I’m obsessed with Emily Kim as a character. Honestly, I shouted a ‘YES!’ when I read the first sentence and realized we were finally going to learn everything about this fascinating and brilliant force of nature. She’s this powerful, super-intelligent woman who has used her skills and her presence to grow a silent empire, only to have it all pulled out from under her. At the start of the book, she’s broken, having removed herself entirely from the world she knew. Even in seclusion, she remains the ultimate badass, masquerading at an underground fight club as Pixie, an undefeated champion fighter.

The book is a journey of self reflection and healing for Emily, showing how much her defeat affected her worldview. She’s brought back into the fold by pure chance and gets back to her old ways surprisingly quickly. We get to see her in action, taking down would-be kidnappers and entrapping the sleazy villain who keeps popping up at the most inopportune times. Above all, we get to see her mind at work through expertly written discussion on world order, the power of a company to create change on a global level, and the dangers of leaving the keys to the kingdom with a potential despot. There’s always so much at stake in this near-future world, and it’s a delight to follow along.

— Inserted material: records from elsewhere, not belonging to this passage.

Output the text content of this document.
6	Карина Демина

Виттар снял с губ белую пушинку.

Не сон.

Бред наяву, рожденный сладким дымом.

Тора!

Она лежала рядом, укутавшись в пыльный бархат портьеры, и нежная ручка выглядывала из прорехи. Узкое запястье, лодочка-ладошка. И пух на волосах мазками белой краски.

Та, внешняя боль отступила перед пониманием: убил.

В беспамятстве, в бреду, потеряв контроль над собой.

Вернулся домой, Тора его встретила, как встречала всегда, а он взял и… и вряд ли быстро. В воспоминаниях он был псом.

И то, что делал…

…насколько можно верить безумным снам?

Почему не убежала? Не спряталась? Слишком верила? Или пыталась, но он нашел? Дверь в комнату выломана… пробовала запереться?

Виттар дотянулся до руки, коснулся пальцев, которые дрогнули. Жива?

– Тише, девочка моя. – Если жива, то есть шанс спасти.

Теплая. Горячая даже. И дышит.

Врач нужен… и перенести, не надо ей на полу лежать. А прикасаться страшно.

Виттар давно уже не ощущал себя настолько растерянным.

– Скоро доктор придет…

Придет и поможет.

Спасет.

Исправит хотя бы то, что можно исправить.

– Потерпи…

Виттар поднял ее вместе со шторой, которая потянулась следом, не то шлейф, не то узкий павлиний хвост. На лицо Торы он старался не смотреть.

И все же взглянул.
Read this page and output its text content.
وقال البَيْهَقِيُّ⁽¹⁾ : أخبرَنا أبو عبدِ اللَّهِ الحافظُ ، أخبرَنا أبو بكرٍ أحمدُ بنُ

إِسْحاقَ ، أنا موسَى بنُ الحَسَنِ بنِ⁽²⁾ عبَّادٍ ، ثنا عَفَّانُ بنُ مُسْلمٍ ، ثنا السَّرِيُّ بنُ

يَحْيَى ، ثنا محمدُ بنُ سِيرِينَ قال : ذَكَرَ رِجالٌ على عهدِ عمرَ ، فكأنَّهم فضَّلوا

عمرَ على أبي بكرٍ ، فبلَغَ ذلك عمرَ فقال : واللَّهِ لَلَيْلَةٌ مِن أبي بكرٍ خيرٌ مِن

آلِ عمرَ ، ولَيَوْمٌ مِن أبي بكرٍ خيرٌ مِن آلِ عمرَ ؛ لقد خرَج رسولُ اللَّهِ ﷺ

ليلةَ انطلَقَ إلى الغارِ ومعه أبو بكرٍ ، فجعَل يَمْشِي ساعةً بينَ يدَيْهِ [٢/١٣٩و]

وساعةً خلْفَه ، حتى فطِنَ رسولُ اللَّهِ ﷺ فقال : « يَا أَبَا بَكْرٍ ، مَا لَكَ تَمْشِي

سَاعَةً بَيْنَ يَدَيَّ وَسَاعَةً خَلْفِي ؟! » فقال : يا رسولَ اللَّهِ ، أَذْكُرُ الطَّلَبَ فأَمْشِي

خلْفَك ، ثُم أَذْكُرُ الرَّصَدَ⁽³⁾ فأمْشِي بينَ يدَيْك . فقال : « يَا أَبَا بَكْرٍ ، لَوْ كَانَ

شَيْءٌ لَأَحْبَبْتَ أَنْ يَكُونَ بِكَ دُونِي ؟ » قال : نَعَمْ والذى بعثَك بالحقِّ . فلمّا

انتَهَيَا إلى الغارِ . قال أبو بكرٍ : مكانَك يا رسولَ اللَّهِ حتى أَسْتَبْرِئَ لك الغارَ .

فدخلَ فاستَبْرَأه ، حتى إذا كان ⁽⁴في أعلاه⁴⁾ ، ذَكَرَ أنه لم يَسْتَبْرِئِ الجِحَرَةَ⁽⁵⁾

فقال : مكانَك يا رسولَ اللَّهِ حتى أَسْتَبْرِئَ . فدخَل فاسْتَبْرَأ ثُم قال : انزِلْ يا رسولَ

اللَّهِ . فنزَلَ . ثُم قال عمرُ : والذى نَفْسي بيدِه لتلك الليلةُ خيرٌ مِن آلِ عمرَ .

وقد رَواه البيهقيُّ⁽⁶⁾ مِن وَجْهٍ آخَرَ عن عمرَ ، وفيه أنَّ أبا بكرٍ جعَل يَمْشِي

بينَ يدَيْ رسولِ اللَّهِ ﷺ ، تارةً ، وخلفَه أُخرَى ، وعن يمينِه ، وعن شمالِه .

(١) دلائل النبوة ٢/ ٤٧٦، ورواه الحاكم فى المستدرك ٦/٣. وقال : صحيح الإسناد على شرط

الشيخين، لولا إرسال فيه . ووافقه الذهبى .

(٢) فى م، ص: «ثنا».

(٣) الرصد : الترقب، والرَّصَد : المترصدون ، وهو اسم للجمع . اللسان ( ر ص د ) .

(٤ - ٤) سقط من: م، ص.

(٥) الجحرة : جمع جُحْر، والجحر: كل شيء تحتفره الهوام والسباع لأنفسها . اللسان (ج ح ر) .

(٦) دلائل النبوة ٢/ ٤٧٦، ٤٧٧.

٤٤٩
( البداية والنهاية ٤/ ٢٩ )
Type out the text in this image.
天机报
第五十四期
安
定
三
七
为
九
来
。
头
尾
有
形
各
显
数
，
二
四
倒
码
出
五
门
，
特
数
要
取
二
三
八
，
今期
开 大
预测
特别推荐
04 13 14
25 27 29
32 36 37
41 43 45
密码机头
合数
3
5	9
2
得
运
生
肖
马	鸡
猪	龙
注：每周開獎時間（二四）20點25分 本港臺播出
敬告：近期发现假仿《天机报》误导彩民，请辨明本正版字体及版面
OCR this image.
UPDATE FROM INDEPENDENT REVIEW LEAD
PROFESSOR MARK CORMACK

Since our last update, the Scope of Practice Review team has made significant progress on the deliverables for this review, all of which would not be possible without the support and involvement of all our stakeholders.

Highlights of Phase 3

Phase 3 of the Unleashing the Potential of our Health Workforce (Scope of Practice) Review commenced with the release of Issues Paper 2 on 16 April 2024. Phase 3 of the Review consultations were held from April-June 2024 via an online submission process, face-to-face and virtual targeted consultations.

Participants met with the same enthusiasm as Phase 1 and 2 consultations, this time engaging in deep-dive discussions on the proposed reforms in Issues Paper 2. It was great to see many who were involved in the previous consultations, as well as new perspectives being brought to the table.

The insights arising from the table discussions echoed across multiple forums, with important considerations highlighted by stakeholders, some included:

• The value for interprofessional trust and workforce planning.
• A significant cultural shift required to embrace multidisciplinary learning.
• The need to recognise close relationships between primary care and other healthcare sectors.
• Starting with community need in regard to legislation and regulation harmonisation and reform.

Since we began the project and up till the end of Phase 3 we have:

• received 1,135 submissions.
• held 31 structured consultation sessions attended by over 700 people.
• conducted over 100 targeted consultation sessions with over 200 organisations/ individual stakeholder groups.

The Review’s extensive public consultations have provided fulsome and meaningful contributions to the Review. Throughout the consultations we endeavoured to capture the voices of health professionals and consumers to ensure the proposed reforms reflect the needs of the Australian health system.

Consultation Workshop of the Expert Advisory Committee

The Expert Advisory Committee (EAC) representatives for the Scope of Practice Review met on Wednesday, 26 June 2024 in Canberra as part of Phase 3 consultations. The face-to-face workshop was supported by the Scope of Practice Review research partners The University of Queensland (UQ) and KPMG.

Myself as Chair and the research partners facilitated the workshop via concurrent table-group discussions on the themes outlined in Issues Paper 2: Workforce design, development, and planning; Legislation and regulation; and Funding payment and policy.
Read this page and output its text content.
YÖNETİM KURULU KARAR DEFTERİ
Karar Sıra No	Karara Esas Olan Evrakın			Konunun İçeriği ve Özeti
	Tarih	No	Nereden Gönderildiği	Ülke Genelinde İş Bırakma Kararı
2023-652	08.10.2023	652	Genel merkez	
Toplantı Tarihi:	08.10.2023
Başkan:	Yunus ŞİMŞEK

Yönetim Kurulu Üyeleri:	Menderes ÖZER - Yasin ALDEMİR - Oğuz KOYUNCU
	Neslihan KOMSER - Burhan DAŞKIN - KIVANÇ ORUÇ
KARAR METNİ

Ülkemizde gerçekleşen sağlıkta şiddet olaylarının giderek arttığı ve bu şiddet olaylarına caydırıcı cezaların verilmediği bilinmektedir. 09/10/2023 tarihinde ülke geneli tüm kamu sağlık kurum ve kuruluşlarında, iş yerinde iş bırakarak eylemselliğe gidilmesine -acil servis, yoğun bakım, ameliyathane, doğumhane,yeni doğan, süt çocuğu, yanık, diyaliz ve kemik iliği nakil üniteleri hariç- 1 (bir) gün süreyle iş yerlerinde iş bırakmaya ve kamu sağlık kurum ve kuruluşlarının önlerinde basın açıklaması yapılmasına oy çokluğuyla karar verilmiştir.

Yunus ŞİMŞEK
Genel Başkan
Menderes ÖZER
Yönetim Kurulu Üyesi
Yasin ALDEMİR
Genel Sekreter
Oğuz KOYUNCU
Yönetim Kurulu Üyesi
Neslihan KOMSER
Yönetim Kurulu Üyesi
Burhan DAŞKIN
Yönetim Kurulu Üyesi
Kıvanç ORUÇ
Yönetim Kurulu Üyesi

Overall, Breach proves to be equally entertaining and nail-biting, continuing the on-edge feel of the previous installments. At the end, everyone is on the same team again, Commonwealth is on its way to creating massive global change, and the villain has been fiercely undercut. It doesn’t feel like this is the end of the Analog series and I’m looking forward to any additional stories we get in this expertly crafted universe.

By Eliot Peper

NOTE: I was provided a free copy of this book via NetGalley in exchange for my honest, unbiased review.